Demands of the revolution
The success or failure of this coup will rest on a number of factors.
First is the ability of the military to use force. This includes potential violent confrontation with the counter-coup forces. This will dictate the capacity of the military to change the terms of the transition.
Second is whether the military can harness popular public support in the same way that the Guinean or Egyptian militaries did. This appears to be a tall order, given that popular support appears to be far less forthcoming.
The international community's appetite for military coups is wearing thin.
Third, the ability of the Sudanese masses to mobilize against military authorities cannot be overlooked. Massive nationwide street protests and defiance campaigns underpinned by underground organizational capabilities brought down governments in 1964, 1985 and 2019. They could once again present a stern test to the military.

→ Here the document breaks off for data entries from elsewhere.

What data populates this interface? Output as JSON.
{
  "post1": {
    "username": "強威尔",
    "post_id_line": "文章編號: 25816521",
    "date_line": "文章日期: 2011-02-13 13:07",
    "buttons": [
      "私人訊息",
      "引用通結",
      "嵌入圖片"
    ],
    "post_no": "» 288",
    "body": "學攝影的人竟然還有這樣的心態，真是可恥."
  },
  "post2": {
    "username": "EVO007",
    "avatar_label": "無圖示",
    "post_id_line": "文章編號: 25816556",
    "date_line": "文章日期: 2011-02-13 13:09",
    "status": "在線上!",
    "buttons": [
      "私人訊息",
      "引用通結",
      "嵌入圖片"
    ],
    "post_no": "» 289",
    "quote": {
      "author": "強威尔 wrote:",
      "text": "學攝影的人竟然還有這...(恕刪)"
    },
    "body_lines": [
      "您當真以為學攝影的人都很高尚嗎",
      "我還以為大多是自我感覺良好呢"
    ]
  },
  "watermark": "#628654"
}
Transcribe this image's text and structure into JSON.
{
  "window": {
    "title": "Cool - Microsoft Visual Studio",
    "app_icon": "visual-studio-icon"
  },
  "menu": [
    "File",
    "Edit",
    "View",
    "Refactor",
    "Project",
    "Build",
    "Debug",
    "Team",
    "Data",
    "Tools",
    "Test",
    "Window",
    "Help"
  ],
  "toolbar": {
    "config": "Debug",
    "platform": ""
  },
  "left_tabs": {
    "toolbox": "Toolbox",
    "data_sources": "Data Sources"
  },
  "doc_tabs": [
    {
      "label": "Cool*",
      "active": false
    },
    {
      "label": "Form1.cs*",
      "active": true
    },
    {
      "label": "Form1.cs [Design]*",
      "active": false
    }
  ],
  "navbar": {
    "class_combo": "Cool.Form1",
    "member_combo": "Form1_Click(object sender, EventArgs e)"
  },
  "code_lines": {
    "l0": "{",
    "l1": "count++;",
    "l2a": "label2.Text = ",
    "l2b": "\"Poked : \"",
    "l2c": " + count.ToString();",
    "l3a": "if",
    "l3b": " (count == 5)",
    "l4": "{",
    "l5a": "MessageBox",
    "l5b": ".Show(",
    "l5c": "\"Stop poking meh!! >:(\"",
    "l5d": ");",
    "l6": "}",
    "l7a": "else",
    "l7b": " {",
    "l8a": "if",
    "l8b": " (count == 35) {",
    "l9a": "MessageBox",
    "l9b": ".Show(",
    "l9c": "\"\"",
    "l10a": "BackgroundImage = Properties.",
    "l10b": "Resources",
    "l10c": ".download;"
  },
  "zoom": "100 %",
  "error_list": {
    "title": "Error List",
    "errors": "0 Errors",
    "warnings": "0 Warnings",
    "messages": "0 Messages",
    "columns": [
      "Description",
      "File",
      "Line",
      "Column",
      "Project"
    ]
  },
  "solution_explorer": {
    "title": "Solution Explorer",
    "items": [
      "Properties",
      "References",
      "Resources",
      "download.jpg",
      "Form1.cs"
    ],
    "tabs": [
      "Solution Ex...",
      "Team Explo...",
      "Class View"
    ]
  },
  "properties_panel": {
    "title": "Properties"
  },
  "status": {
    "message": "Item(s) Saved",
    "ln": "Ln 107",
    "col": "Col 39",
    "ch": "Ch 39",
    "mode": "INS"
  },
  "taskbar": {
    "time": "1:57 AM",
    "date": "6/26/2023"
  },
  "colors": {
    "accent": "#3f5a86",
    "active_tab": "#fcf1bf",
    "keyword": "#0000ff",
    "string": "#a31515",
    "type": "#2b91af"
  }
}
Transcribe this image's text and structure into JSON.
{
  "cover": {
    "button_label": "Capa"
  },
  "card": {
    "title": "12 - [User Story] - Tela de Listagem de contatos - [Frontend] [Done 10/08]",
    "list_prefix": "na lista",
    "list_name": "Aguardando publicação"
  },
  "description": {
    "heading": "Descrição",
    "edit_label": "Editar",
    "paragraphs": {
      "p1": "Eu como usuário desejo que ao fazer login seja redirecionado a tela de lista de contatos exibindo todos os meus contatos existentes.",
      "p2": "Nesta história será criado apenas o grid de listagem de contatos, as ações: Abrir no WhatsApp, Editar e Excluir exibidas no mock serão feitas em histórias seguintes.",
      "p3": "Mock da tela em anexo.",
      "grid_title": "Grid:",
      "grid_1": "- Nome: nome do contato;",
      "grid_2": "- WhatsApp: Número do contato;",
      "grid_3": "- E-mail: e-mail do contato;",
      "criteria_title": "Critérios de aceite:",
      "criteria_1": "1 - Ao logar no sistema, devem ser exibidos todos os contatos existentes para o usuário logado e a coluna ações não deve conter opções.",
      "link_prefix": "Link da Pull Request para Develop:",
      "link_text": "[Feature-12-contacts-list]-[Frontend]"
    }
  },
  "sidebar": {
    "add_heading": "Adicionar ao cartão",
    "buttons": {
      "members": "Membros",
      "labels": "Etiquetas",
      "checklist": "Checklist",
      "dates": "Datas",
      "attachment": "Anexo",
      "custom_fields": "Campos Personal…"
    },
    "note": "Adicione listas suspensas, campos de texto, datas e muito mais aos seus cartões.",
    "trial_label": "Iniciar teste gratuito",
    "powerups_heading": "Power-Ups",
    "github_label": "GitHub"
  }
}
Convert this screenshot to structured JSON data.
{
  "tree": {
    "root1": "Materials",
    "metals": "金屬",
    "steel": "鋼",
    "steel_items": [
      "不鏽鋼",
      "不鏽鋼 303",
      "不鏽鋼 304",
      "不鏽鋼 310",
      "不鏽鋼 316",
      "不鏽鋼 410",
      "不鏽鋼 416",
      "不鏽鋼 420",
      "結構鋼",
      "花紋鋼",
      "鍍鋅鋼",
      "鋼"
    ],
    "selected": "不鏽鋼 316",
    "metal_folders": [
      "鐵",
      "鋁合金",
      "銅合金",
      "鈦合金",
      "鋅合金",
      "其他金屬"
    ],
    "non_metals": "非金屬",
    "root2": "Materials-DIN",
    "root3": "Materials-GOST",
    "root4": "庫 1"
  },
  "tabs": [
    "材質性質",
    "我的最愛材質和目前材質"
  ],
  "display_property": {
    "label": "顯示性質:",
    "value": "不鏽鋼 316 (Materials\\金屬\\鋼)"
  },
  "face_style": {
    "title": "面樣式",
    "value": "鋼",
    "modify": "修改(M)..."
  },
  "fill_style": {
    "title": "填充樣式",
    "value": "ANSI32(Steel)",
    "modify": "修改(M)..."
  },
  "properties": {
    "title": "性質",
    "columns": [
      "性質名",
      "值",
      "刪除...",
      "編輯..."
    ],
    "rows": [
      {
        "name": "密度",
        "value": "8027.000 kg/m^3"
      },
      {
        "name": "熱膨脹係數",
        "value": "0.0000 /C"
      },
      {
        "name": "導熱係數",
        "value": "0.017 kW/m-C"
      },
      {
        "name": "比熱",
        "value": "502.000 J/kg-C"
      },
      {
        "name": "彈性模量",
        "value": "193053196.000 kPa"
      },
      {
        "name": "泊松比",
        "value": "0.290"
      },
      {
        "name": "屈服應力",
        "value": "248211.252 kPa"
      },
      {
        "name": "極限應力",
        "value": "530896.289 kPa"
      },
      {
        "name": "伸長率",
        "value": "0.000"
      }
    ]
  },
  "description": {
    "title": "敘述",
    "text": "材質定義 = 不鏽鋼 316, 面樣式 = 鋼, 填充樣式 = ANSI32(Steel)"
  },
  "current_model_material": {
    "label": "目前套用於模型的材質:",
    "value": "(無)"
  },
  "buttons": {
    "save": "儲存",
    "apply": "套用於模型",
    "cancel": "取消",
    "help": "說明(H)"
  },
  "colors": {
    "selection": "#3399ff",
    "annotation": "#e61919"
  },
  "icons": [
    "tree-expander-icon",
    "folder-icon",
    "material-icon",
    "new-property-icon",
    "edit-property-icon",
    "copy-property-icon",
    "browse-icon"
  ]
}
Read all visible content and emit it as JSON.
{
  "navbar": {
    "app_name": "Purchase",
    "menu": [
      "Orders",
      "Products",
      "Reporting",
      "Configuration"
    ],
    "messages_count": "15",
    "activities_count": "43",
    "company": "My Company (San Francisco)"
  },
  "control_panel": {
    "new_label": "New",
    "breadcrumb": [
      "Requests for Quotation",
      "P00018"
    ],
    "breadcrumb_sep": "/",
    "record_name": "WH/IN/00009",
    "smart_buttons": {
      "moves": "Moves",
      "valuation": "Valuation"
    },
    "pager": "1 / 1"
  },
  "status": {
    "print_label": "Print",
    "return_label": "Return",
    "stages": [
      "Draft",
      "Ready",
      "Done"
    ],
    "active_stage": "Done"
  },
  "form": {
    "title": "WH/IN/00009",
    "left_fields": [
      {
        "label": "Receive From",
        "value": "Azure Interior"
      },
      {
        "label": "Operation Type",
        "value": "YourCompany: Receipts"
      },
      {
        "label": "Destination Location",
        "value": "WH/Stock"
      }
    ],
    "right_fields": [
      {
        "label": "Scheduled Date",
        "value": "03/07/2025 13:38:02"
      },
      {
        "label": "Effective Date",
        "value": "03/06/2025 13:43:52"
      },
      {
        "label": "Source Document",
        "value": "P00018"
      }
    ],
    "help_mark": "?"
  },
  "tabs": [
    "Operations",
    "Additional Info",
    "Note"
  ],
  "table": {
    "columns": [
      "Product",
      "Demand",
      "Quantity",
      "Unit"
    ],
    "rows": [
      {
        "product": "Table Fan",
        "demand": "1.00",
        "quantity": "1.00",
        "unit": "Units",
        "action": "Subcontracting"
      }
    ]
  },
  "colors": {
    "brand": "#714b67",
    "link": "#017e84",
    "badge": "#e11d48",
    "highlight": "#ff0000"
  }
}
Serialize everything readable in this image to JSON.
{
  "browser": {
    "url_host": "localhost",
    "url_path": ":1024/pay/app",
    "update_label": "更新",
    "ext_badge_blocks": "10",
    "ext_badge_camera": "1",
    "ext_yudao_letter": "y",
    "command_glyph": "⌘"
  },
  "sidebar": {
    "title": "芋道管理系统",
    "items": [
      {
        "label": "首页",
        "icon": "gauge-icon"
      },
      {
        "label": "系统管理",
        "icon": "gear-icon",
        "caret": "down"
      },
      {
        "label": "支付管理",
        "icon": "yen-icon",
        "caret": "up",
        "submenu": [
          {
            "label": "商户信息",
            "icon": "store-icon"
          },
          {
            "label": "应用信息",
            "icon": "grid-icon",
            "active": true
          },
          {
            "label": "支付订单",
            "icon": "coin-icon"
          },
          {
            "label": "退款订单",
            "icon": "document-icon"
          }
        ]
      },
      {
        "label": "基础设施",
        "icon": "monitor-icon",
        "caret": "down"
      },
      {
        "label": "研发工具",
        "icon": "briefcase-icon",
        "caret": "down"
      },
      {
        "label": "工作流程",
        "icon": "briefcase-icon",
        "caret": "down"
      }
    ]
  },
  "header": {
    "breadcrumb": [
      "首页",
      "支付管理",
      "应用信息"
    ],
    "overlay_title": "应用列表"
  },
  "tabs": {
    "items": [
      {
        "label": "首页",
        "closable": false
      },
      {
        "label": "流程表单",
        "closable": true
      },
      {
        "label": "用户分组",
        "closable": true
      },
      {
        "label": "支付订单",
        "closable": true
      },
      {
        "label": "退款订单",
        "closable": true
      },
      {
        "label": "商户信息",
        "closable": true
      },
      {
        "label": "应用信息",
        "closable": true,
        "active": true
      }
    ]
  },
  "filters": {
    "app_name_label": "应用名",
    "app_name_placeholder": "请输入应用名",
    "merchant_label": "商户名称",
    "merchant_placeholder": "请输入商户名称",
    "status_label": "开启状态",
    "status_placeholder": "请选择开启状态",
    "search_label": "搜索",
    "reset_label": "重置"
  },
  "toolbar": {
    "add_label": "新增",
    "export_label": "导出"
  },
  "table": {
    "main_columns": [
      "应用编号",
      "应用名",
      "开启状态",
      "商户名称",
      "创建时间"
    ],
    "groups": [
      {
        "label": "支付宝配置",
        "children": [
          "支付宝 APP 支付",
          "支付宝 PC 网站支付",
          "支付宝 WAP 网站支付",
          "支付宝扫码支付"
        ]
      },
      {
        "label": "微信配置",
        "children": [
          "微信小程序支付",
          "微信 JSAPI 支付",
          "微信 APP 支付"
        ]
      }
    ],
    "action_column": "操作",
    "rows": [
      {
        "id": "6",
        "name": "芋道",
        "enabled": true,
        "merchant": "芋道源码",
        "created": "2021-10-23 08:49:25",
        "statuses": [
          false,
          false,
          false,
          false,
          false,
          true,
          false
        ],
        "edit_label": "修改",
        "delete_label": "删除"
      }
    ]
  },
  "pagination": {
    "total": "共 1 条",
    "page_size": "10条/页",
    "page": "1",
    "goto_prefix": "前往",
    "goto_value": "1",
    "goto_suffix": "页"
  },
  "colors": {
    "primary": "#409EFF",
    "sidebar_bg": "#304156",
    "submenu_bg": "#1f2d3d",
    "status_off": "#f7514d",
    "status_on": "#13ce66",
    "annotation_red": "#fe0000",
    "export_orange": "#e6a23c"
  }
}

Finally, the international community's appetite for military coups is wearing thin. The ability of the military to overcome pressure from regional and international actors to return to the status quo could be decisive, given the international support needed to prop up the crippled economy.
The Sudanese population may have been growing frustrated with its civilian authority's ability to deliver on the demands of the revolution. But it is also true that another coup to reinstate military rule is not something the protesters believe would address the challenges they were facing.
Sudan has needed and will require compromise and principled political goodwill to realise a difficult transition. This will entail setbacks but undoubtedly military intervention in whatever guise is monumentally counterproductive to the aspirations of the protest movement.